Deferring to others, be it to a leader, or just someone with a plan of any sort, means thinking of the group’s survival as primary. Your ego is secondary. In the seminal Night of the living dead Ben is a survivor in Harry’s house. The two men are at odds over the best way to survive, arguing endlessly. Finally, zombies break into the house and, rather than help Ben to fight them off, Harry attacks Ben and tries to steal his gun. In the ensuing struggle, Harry is shot, killed, and devoured by his reanimated daughter. Harry didn’t cooperate, and was punished for this expediently. By contrast, in World war Z we see that those who do cooperate with Brad Pitt’s character Gerry (tend to) survive. The Israeli lieutenant, the WHO doctors, a small boy: those who recognise Gerry’s experience and leadership are rewarded with survival, while those who don’t perish.
Being in a group is a two-way street. If you are doing something for someone else, they need to do something for you. Quid pro quo. For example, in the 2004 remake of Dawn of the dead a group of survivors finds shelter in a mall which is controlled by a trio of security guards. The survivors relinquish their weapons to the armed guards, giving the guards a sense of safety, while the guards in turn give them safety within the confines of the mall. Neither is happy with these choices, but both recognise that they need to give something up to receive something they need in turn, be it safety indoors or safety in numbers. Or even, in The girl with all the gifts, the human-zombie symbiont helps the survivors navigate dangerous land and avoid zombie hordes while they, in turn, give her kinship and treat her like a person and friend, rather than a prisoner and threat (which she had been at the beginning). Conversely, those who selfishly take and give nothing in return do not survive.
So, cooperation is what zombie films want us to do. It is what they are showing us is best.
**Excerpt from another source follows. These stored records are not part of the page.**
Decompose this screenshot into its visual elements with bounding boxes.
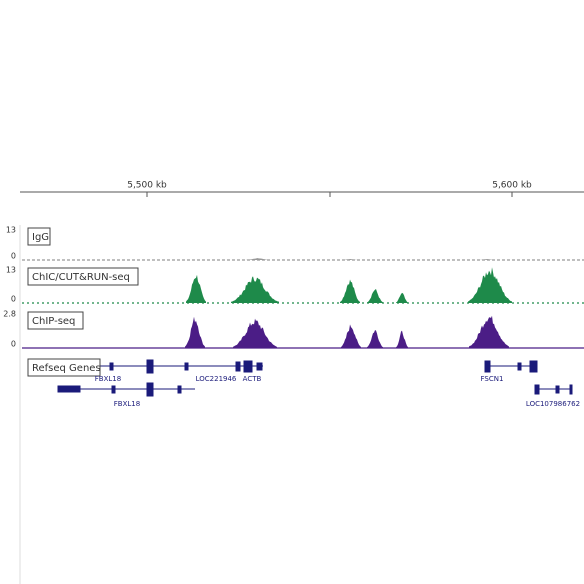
track-label: ChIP-seq	[32, 316, 75, 327]
exon	[517, 362, 522, 371]
track-label-box	[27, 311, 84, 330]
signal-peak	[246, 258, 270, 260]
signal-peak	[342, 259, 358, 260]
track-label-box	[27, 267, 139, 286]
track-label: IgG	[32, 232, 49, 243]
exon	[177, 385, 182, 394]
track-label: ChIC/CUT&RUN-seq	[32, 272, 130, 283]
track-label-box	[27, 227, 51, 246]
track-label: Refseq Genes	[32, 363, 101, 374]
gene-label[interactable]: FSCN1	[481, 375, 504, 383]
signal-peak	[396, 330, 408, 348]
exon	[484, 360, 491, 373]
signal-peak	[340, 279, 360, 303]
signal-peak	[233, 318, 277, 348]
exon	[109, 362, 114, 371]
track-min: 0	[11, 295, 16, 304]
gene-label[interactable]: ACTB	[243, 375, 262, 383]
track-max: 2.8	[3, 310, 16, 319]
gene-label[interactable]: LOC221946	[196, 375, 237, 383]
exon	[111, 385, 116, 394]
exon	[184, 362, 189, 371]
exon	[146, 382, 154, 397]
exon	[555, 385, 560, 394]
signal-peak	[185, 316, 205, 348]
exon	[243, 360, 253, 373]
track-min: 0	[11, 252, 16, 261]
gene-label[interactable]: LOC107986762	[526, 400, 580, 408]
signal-peak	[341, 324, 361, 348]
exon	[235, 361, 241, 372]
ruler-label: 5,500 kb	[127, 181, 167, 191]
exon	[146, 359, 154, 374]
exon	[534, 384, 540, 395]
signal-peak	[479, 259, 495, 260]
signal-peak	[186, 274, 206, 303]
signal-peak	[468, 267, 512, 303]
track-max: 13	[6, 266, 16, 275]
exon	[57, 385, 81, 393]
signal-peak	[396, 292, 408, 303]
ruler-label: 5,600 kb	[492, 181, 532, 191]
signal-peak	[367, 330, 383, 348]
exon	[569, 384, 573, 395]
gene-label[interactable]: FBXL18	[95, 375, 121, 383]
track-max: 13	[6, 226, 16, 235]
signal-peak	[231, 276, 279, 303]
gene-label[interactable]: FBXL18	[114, 400, 140, 408]
exon	[256, 362, 263, 371]
track-min: 0	[11, 340, 16, 349]
signal-peak	[367, 289, 383, 303]
exon	[529, 360, 538, 373]
track-label-box	[27, 358, 101, 377]
signal-peak	[469, 315, 509, 348]
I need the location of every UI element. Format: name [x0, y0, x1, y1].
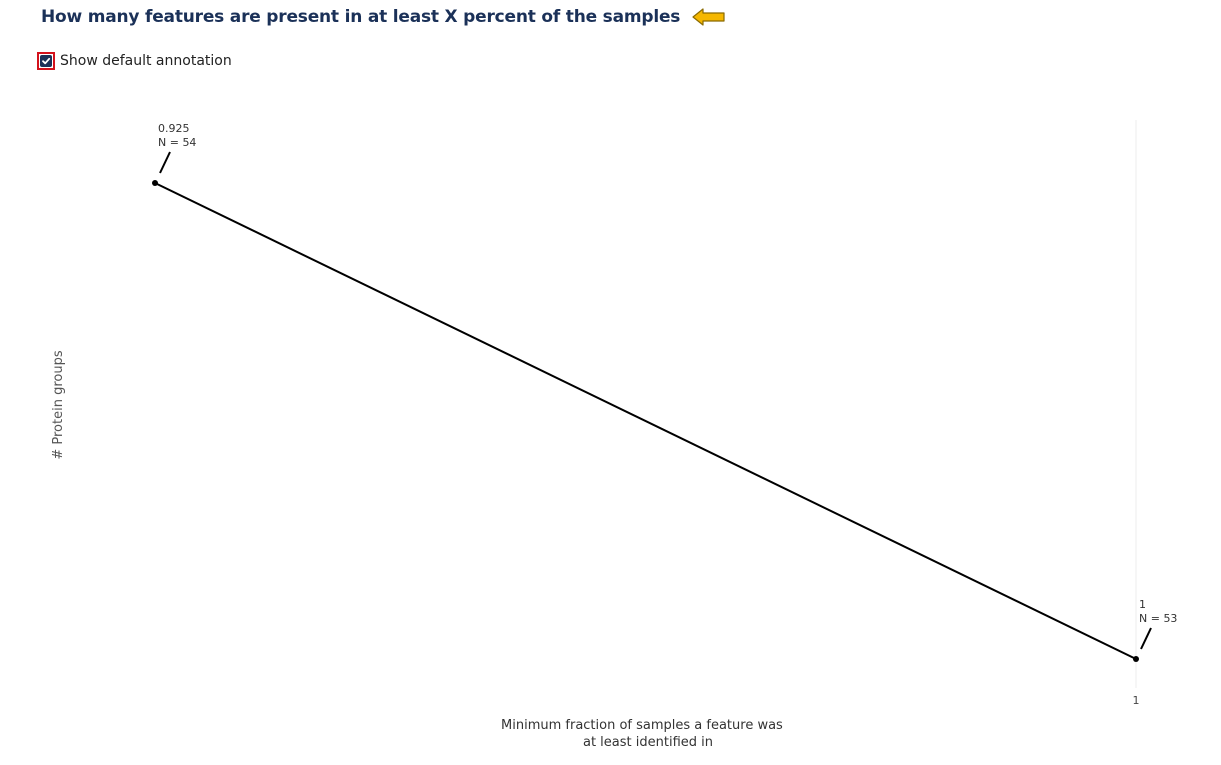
annotation-checkbox-label: Show default annotation — [60, 53, 232, 69]
series-layer — [152, 180, 1139, 662]
x-axis-label-line-2: at least identified in — [583, 735, 713, 750]
x-axis-label-line-1: Minimum fraction of samples a feature wa… — [501, 718, 783, 733]
annotation-label-line: 0.925 — [158, 122, 190, 135]
annotation-layer: 0.925 N = 54 1 N = 53 — [158, 122, 1177, 650]
x-axis-ticks: 1 — [1133, 694, 1140, 707]
annotation-checkbox[interactable] — [37, 52, 55, 70]
series-line — [154, 182, 1137, 660]
show-default-annotation-toggle[interactable]: Show default annotation — [37, 50, 232, 72]
y-axis-label: # Protein groups — [51, 350, 66, 459]
page-title: How many features are present in at leas… — [41, 7, 681, 27]
data-point — [1133, 656, 1139, 662]
annotation-label-line: N = 53 — [1139, 612, 1177, 625]
arrow-left-icon[interactable] — [692, 7, 726, 27]
annotation-label-line: 1 — [1139, 598, 1146, 611]
annotation-pointer — [159, 151, 171, 174]
x-axis-label: Minimum fraction of samples a feature wa… — [501, 718, 787, 750]
title-row: How many features are present in at leas… — [41, 4, 726, 30]
annotation-label-line: N = 54 — [158, 136, 196, 149]
checkmark-icon — [40, 55, 52, 67]
data-point — [152, 180, 158, 186]
x-tick-label: 1 — [1133, 694, 1140, 707]
annotation-label: 0.925 N = 54 — [158, 122, 196, 149]
annotation-pointer — [1140, 627, 1152, 650]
The next question is: why?
To answer that, we can quote Bertrand Russell: “The only thing that will redeem mankind is cooperation.” This idea, that cooperation is a path to improvement, is central to zombie films. In fact, this precise quotation is used by Shaun in the denouement of the wildly entertaining Shaun of the dead as a means of convincing others to help him.
In countless zombie stories on screen, the central character begins with a flaw or failing. In Scout’s guide to the zombie apocalypse, The Walking Dead, and Shaun of the dead, for example, the protagonists are neglecting their relationships with others. They then re-forge their relationships through working with their friend or partner, and end up with a stronger friendship or more secure romance. In Resident evil or Train to Busan, the main character starts by having an immoral job which harms others but, by working with, and sacrificing for, a group of strangers, they prove that they are indeed moral people and deserve redemption.
Zombie films, when well-made, are much more than they first seem. They aren’t gorefests, or mindless plots with a few jump scares thrown in. They are elevated to a higher class than other horror films. They have a real lesson to impart, real morals which are questioned. They take ordinary people, put them in an extraordinary situation, and use this to test fundamental questions about what is right and wrong. Zombies, it seems, are the catalyst for redemption.